Objective: To evaluate potential modifications to the Centers for Disease Control and Prevention (CDC)'s Adult Sepsis Event (ASE) definition aimed at mitigating variable blood culturing practices, better-capturing cases where timely care may have prevented deterioration, and improving clinical credibility.

Design: Retrospective observational study.

Setting: 5 US hospitals.

Patients: Hospitalized adults, 2015-2022.

Methods: We assessed the impact of potential ASE modifications on community-onset sepsis incidence and mortality and reviewed 280 charts to assess positive predictive value (PPV) for clinical sepsis.

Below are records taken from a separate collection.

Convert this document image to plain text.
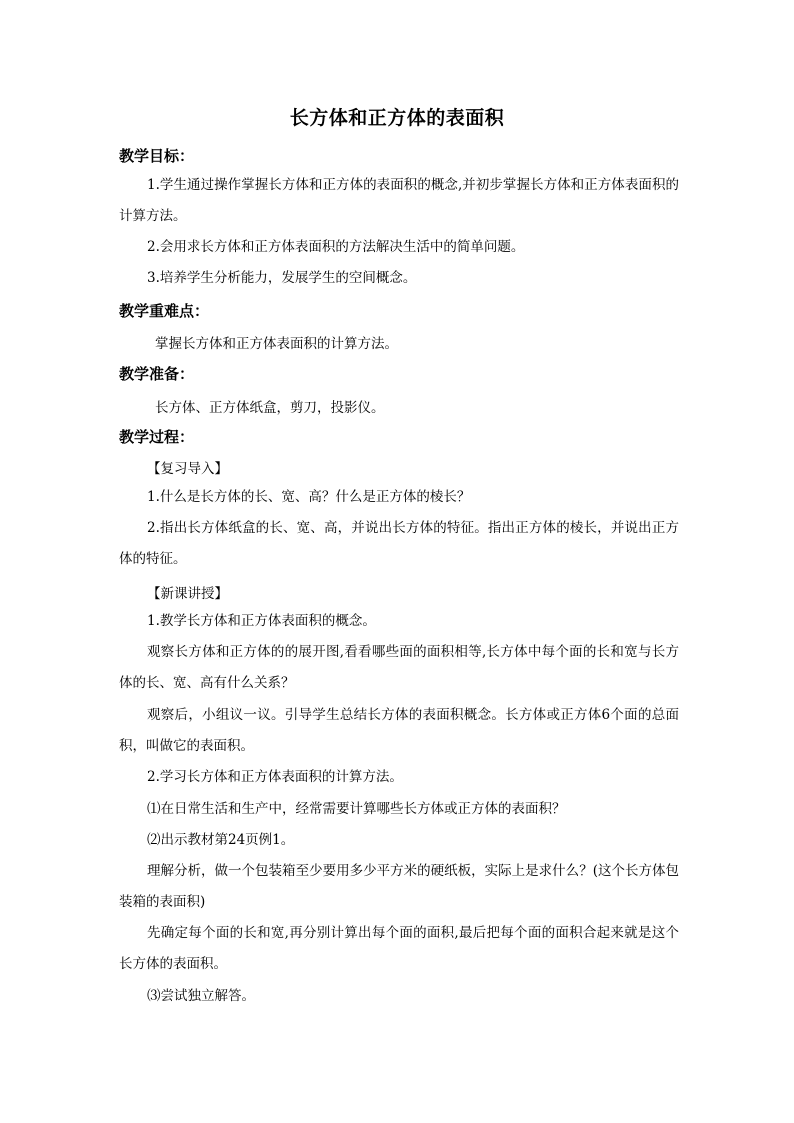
长方体和正方体的表面积
教学目标：

1.学生通过操作掌握长方体和正方体的表面积的概念,并初步掌握长方体和正方体表面积的计算方法。

2.会用求长方体和正方体表面积的方法解决生活中的简单问题。

3.培养学生分析能力，发展学生的空间概念。

教学重难点：
掌握长方体和正方体表面积的计算方法。
教学准备：
长方体、正方体纸盒，剪刀，投影仪。
教学过程：
【复习导入】

1.什么是长方体的长、宽、高？什么是正方体的棱长？

2.指出长方体纸盒的长、宽、高，并说出长方体的特征。指出正方体的棱长，并说出正方体的特征。

【新课讲授】

1.教学长方体和正方体表面积的概念。

观察长方体和正方体的的展开图,看看哪些面的面积相等,长方体中每个面的长和宽与长方体的长、宽、高有什么关系？

观察后，小组议一议。引导学生总结长方体的表面积概念。长方体或正方体6个面的总面积，叫做它的表面积。

2.学习长方体和正方体表面积的计算方法。

⑴在日常生活和生产中，经常需要计算哪些长方体或正方体的表面积？

⑵出示教材第24页例1。

理解分析，做一个包装箱至少要用多少平方米的硬纸板，实际上是求什么？(这个长方体包装箱的表面积)

先确定每个面的长和宽,再分别计算出每个面的面积,最后把每个面的面积合起来就是这个长方体的表面积。

⑶尝试独立解答。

Results: Among 1,101,252 hospitalized adults, 51,712 (4.7%) met community-onset ASE criteria (16.1% mortality). Expanding infection criteria to include present-on-admission infection codes when blood cultures were not drawn, non-blood clinical cultures, and discharge alive on antibiotic day three increased incidence by 15.0%, 12.2%, and 4.9%, respectively; all led to mild decreases in mortality rates. Expanding organ dysfunction criteria to include hypotension increased ASE incidence by 32.3% and decreased mortality by 18.5%. Broadening respiratory failure criteria to include noninvasive ventilation and high-flow oxygen had minimal impact. On chart review, original ASE criteria had 80% PPV for clinical sepsis. PPV was similar when identifying infection using present-on-admission infection codes instead of blood cultures and when including patients discharged alive on antibiotic day three. PPV decreased to 50% when using non-blood clinical cultures to identify infection, 17% when using single hypotension values alone to indicate organ dysfunction, and 30% when all ASE components occurred exactly 2 days vs within +/-1 day from the blood culture day.

Conclusions: Our findings inform modifications to ASE to optimize its utility for national epidemiologic monitoring and quality measurement.